Estudo inédito usa corrente elétrica para tratar depressão bipolar

A técnica é capaz de regular a excitação dos polos cerebrais e poderá substituir o uso de medicamentos no futuro

A pessoa com depressão bipolar alterna entre estágios de tristeza e euforia. Foto: Logo da campanha 'Depressão Bipolar - Está na hora de falar sobre isso'.

Pela primeira vez na história da literatura médica, uma técnica que usa corrente elétrica de baixa intensidade foi empregada para tratar pacientes com depressão bipolar. O estudo do setor de psiquiatria da Faculdade de Medicina da USP analisou a utilização do método em um grupo formado exclusivamente por portadores da doença, algo até então inédito. Os resultados mostram que a aplicação das microcorrentes elétricas através de eletrodos posicionados em regiões específicas do cérebro conseguem regular os pólos neurais de excitação que caracterizam a doença, assim diminuindo as típicas variações de humor nas pessoas que sofrem da enfermidade.

A depressão bipolar é uma condição psicológica que submete o paciente a dois estágios de humor: um negativo, responsável pelo sentimento de tristeza, e outro positivo, que gera a sensação de euforia. Segundo a Associação Brasileira de Psiquiatria (ABP), essa é a enfermidade que mais causa mortes por suicídios dentre as doenças mentais no Brasil. Atualmente, estima-se que seis milhões de brasileiros são afetados.

Para Bernardo Sampaio, organizador do estudo, a utilização da técnica como mecanismo de tratamento poderia, além de reduzir custos, substituir o uso de medicamentos com maiores danos ao paciente. “Uma das vantagens dessa técnica é que ela é barata. Então, na atenção primária à saúde, ela custaria menos para o Estado do que o uso de medicamentos, por exemplo”. E prossegue: “Você poderia estimular por dia algo como 20 ou 30 pacientes com um só aparelho”.

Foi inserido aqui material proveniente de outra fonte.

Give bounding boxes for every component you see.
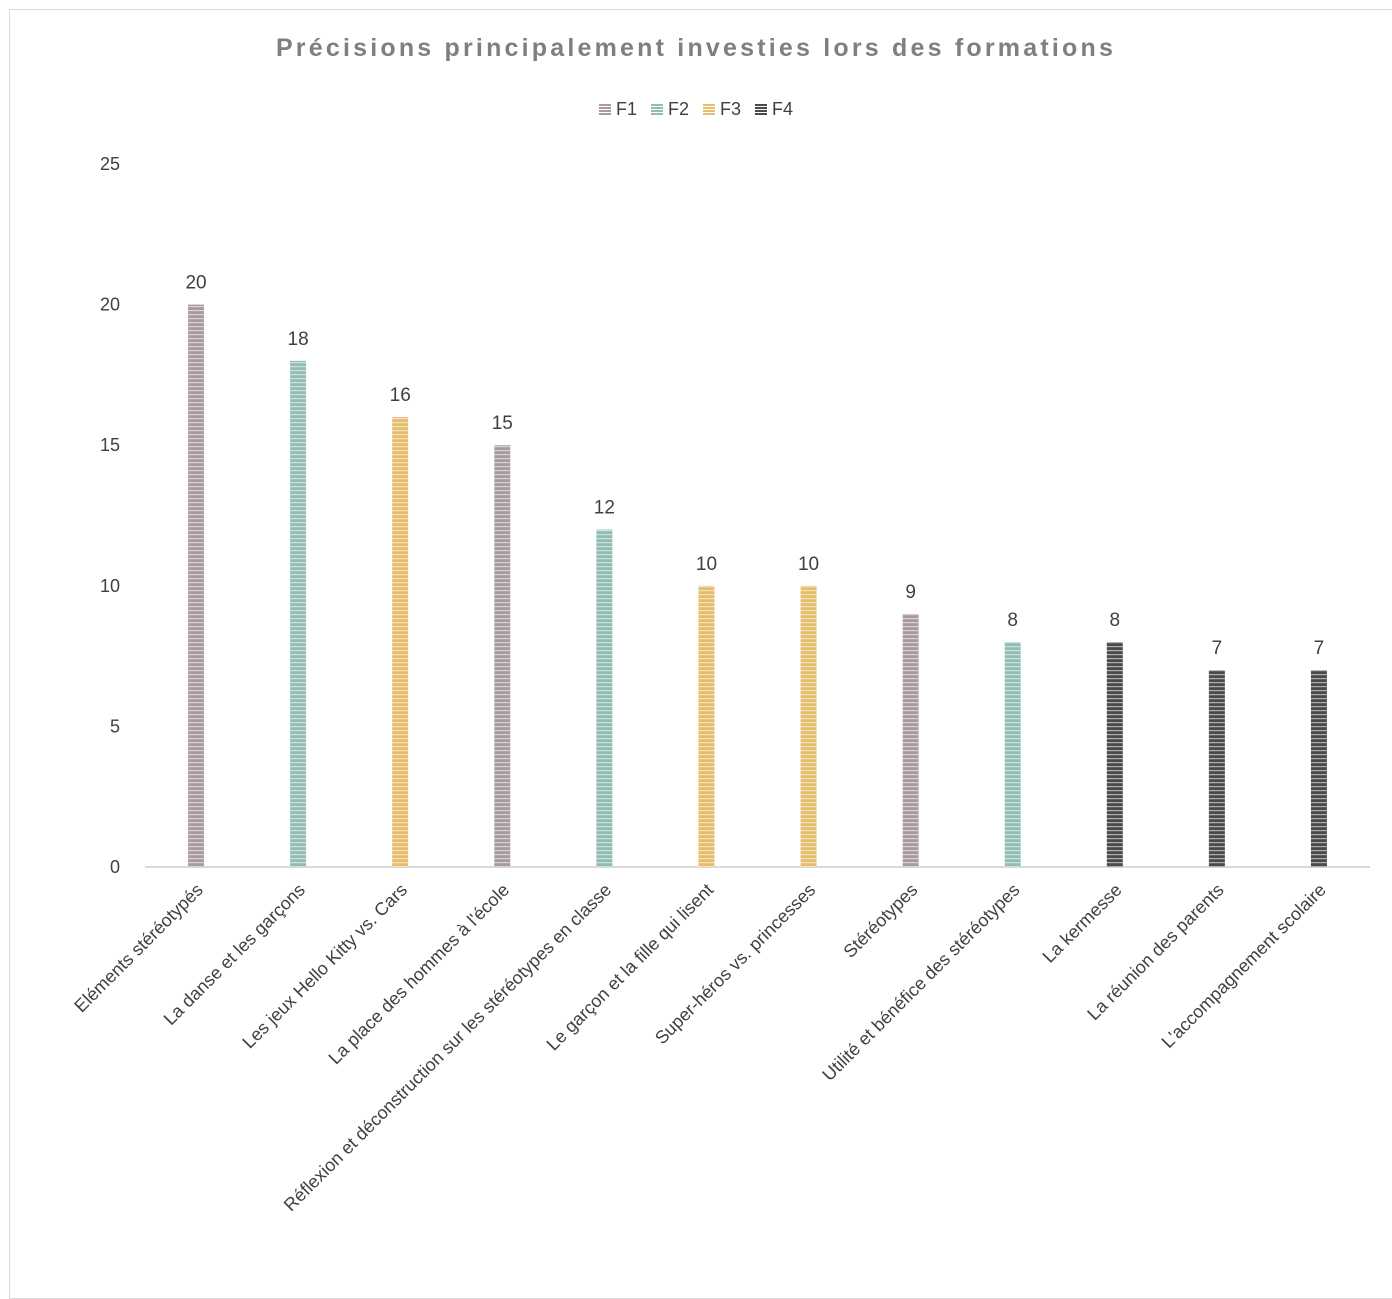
data-label: 10 [696,554,717,575]
data-label: 10 [798,554,819,575]
y-axis: 0 5 10 15 20 25 [100,154,120,877]
legend-item-f1: F1 [598,99,637,120]
y-tick-label: 20 [100,295,120,315]
data-label: 8 [1007,610,1018,631]
bar-f2 [1004,642,1021,867]
legend-swatch-f2 [650,103,663,116]
bar-f2 [290,360,307,867]
legend: F1 F2 F3 F4 [0,99,1392,120]
legend-swatch-f1 [598,103,611,116]
data-labels: 20 18 16 15 12 10 10 9 8 8 7 7 [185,273,1324,660]
bar-f1 [494,445,511,867]
y-tick-label: 0 [110,857,120,877]
y-tick-label: 15 [100,435,120,455]
legend-label-f1: F1 [615,99,637,119]
bar-f3 [698,585,715,867]
legend-label-f3: F3 [720,99,742,119]
bar-f4 [1310,670,1327,867]
category-label: Stéréotypes [839,880,921,962]
bars [188,304,1327,868]
legend-swatch-f3 [703,103,715,116]
data-label: 18 [288,329,309,350]
category-label: L'accompagnement scolaire [1158,880,1330,1052]
legend-swatch-f4 [755,103,768,116]
data-label: 7 [1314,638,1325,659]
bar-f2 [596,529,613,867]
data-label: 12 [594,498,615,519]
category-label: La place des hommes à l'école [325,880,513,1068]
category-label: La kermesse [1039,880,1126,967]
category-label: Les jeux Hello Kitty vs. Cars [238,880,411,1053]
bar-f3 [800,585,817,867]
legend-label-f2: F2 [667,99,689,119]
y-tick-label: 5 [110,716,120,736]
data-label: 8 [1110,610,1121,631]
data-label: 9 [905,582,916,603]
bar-f1 [188,304,205,868]
category-label: Le garçon et la fille qui lisent [543,880,718,1055]
data-label: 15 [492,413,513,434]
data-label: 7 [1212,638,1223,659]
category-label: Super-héros vs. princesses [651,880,819,1048]
legend-item-f4: F4 [755,99,793,120]
bar-f4 [1106,642,1123,867]
bar-f4 [1208,670,1225,867]
bar-f3 [392,417,409,867]
legend-label-f4: F4 [772,99,794,119]
data-label: 20 [185,273,206,294]
legend-item-f3: F3 [703,99,741,120]
category-label: Utilité et bénéfice des stéréotypes [818,880,1023,1085]
bar-f1 [902,613,919,867]
y-tick-label: 25 [100,154,120,174]
y-tick-label: 10 [100,576,120,596]
data-label: 16 [390,385,411,406]
chart-title: Précisions principalement investies lors… [275,34,1117,62]
legend-item-f2: F2 [650,99,689,120]
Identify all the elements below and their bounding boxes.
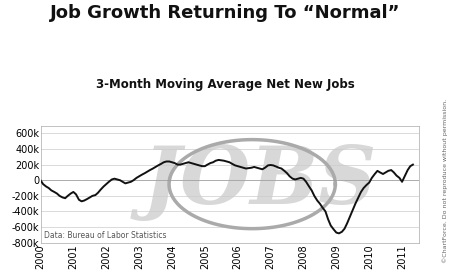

A técnica citada pelo pesquisador chama-se estimulação transcraniana por corrente contínua (ETCC) e, embora já seja usada para tratar a depressão comum (unipolar), nunca havia sido testada em pacientes com depressão bipolar. O aparelho utilizado para aplicar a ETCC é formado por dois eletrodos, um de pólo elétrico positivo (ânodo) e outro negativo (cátodo)

A depressão bipolar é uma doença que se traduz justamente na existência de uma área do cérebro (ou polo) que é excessivamente eufórica e outra que é negativa ─ ou apagada. O que a ETCC faz, então, é reduzir a euforia do polo positivo e aumentar a do negativo, como explica o pesquisador: “O ânodo tende a causar um aumento da excitabilidade neural da região que está baixa, enquanto o cátodo provoca uma redução”. A partir disso, as regiões cerebrais passam a ser sensorialmente mais balanceadas, o que diminui picos e variações de humor exageradas.

Sampaio pondera que a ETCC é um procedimento clínico não invasivo e que as correntes elétricas aplicadas nos pacientes são tão baixas que não possuem potencial para causar alterações neurais ou mesmo dor física. Ele explica que um dos pontos mais positivos dessa técnica é a quase completa ausência de efeitos colaterais: “pelo que temos na literatura até hoje, dois sintomas são mais prevalentes: vermelhidão e coceira, decorrente da própria injeção de corrente. São reações cutâneas simples e passageiras”.

Embora o pesquisador classifique os resultados obtidos como animadores, ele adverte que o estudo encontrou respostas positivas apenas nos estágios primários da doença. Sampaio também exalta a necessidade de outras investigações para validar o que encontrou. “Foi um estudo muito relevante com publicação na maior revista de psiquiatria do mundo”. E completa: “Então, provavelmente essa pesquisa tende a ser um ponto de partida para que outras surjam, ratifiquem ou neguem os resultados aos quais chegamos”.